I like to design screwage games, which are pretty popular at the university game club I attend, and there I’ll start with somewhere between five and seven cards.  If I don’t have a strong feeling about where to start I’ll pick a larger number because that gives players more choices within the context of the usual card game limitation that there are typically fewer choices than in a boardgame.

When I design a boardgame that uses event cards I typically start players with five and see how it works out.  In one case, for a space wargame with three to five players, I reduced the number to four, three when there are five or more players, because the event cards had too strong an influence over the game.   Event cards are there for variety and uncertainty, not to dominate the game.  (I will write a separate piece about uses of event cards.)

The number of starting cards also depends on how many cards are available in the deck and on how many people typically play.  It doesn’t take much time to work out approximately how many rounds a game will take if players are drawing one card at a time and there are a given number of cards.  Multiply the hand size times the number of players, subtract that from the number of cards available, divide the result by the number of players to get the number of rounds.

Obviously, the more cards players start with, the more options they have.  The question may be at what point are there too many options for your target audience.  One way to broaden the appeal of a game is to reduce the number of decisions players have to make.  (Another way is to reduce the number of exceptions to the rules that people must keep in mind.)  So a hand of seven cards gives more options and decisions than a hand of five cards, but the question is, is it the right number of options and decisions for your game?

As a practical aspect as well, as the hand gets bigger people have more trouble coping with handling it, with keeping track of everything, even with being able to hold it in their hand so they can see all the cards.

In many games I don’t have a set hand size, or even a size limit.  A few players like to collect lots of cards to get a big hand; but they rarely win when they do this, because they’re expending actions to draw while other players are doing something potentially more productive.

I find that people so often forget to draw cards, especially in games where you occasionally use a free-to-play card that you don’t replace, that in some games I have a simple rule that if you find yourself with fewer than five cards at any time you draw back up to five immediately.

What about deck size?

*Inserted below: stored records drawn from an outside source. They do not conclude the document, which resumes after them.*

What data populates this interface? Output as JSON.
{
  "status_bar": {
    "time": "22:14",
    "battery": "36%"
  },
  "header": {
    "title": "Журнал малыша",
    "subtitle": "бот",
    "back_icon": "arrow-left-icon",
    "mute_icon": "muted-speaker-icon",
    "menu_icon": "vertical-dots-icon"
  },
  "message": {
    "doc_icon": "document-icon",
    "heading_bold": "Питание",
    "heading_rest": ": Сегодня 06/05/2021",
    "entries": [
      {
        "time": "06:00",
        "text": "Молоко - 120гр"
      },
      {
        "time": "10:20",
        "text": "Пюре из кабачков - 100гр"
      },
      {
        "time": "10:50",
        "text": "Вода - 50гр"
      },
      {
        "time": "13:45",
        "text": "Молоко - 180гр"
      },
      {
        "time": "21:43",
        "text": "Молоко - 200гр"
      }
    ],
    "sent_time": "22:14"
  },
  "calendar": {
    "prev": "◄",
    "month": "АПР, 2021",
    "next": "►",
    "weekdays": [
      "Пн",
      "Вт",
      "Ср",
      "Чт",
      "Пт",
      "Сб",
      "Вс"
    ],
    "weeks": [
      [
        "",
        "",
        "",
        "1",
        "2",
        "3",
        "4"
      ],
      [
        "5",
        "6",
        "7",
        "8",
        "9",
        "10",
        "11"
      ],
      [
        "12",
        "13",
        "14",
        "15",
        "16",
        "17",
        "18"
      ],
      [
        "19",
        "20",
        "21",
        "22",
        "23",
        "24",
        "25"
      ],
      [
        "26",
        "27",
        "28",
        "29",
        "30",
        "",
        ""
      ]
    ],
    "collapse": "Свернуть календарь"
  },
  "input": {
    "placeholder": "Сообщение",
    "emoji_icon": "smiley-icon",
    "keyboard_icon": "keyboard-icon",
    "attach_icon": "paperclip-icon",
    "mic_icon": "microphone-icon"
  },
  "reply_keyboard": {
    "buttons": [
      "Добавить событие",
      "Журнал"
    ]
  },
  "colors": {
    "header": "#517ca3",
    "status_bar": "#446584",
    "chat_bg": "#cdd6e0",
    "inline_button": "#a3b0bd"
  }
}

I tend to stick to the old standard governed by printing capabilities of 55 cards per deck (or 110, or 165 . . .).  A standard deck is 52, plus two jokers, plus a logo card.  (I understand there is more variation now in printing machinery.)  55 is a lot of cards for many purposes, such as Event Cards.  But a game that is purely cards often demands 110 cards or more, to provide sufficient variety and versatility.

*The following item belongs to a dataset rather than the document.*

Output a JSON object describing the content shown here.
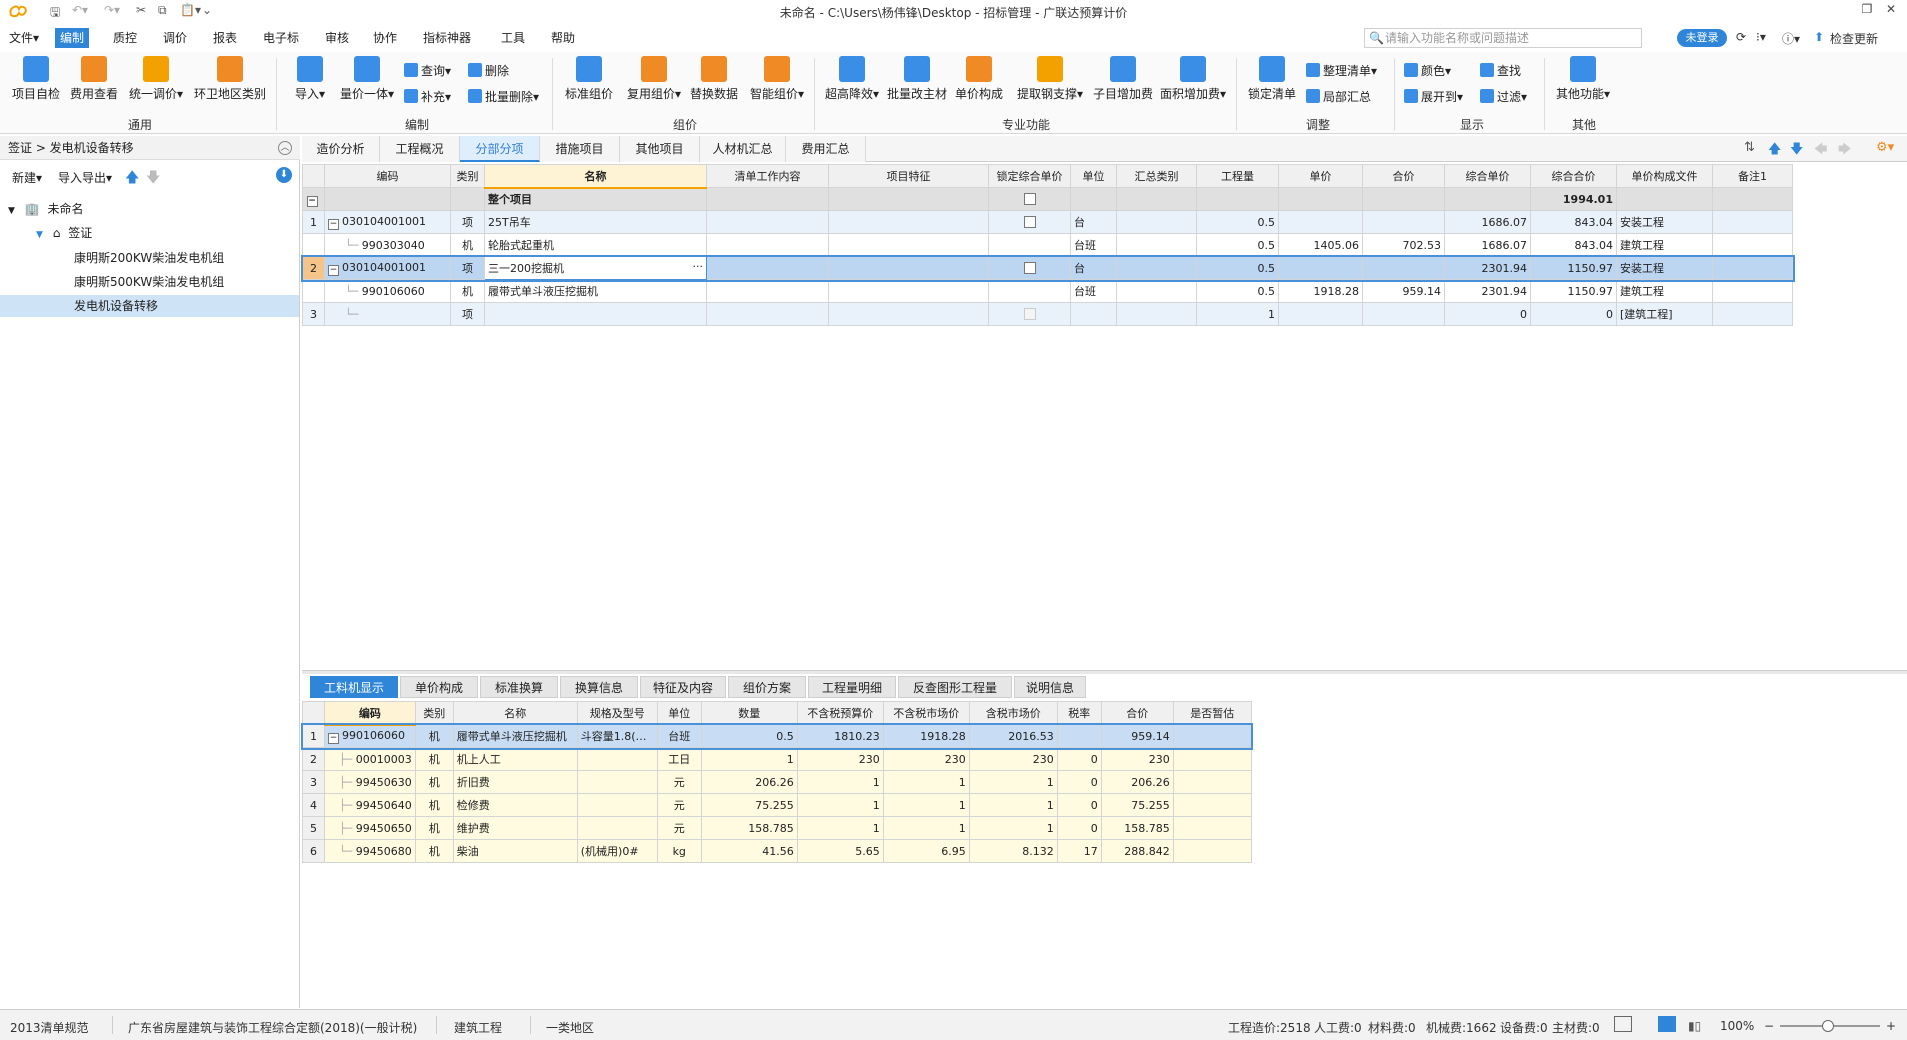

I may as well make this observation about the card game process as well.  The paradigm for standard card games is that a players plays a card, and draws a card, each turn.  But which comes first? If the player draws the card afterward then he has time to think about how to use it and what to do next before his next turn.  If the player draws to start the turn then everyone waits while the player thinks about what to do with this new card.  On the other hand, if the player feels he has a poor set of cards then he’ll be happy to draw before he plays in hopes that he’ll draw something more satisfying.  Also it may be easier for players to remember to draw before playing than to remember to draw after playing, especially if playing one card can result in some additional actions.  But it’s so important for games to be shorter nowadays that I usually choose draw-after because that speeds up the game.

Of course, you can have games that use cards yet don’t follow the standard pattern of play one and draw one.  For example as I recall, in Fluxx the number you draw varies according to cards that people have played during the game.  In other games, drawing a card is one action among many possible actions, with a player taking two or three actions per turn, so he or she may draw two or three cards, or even none.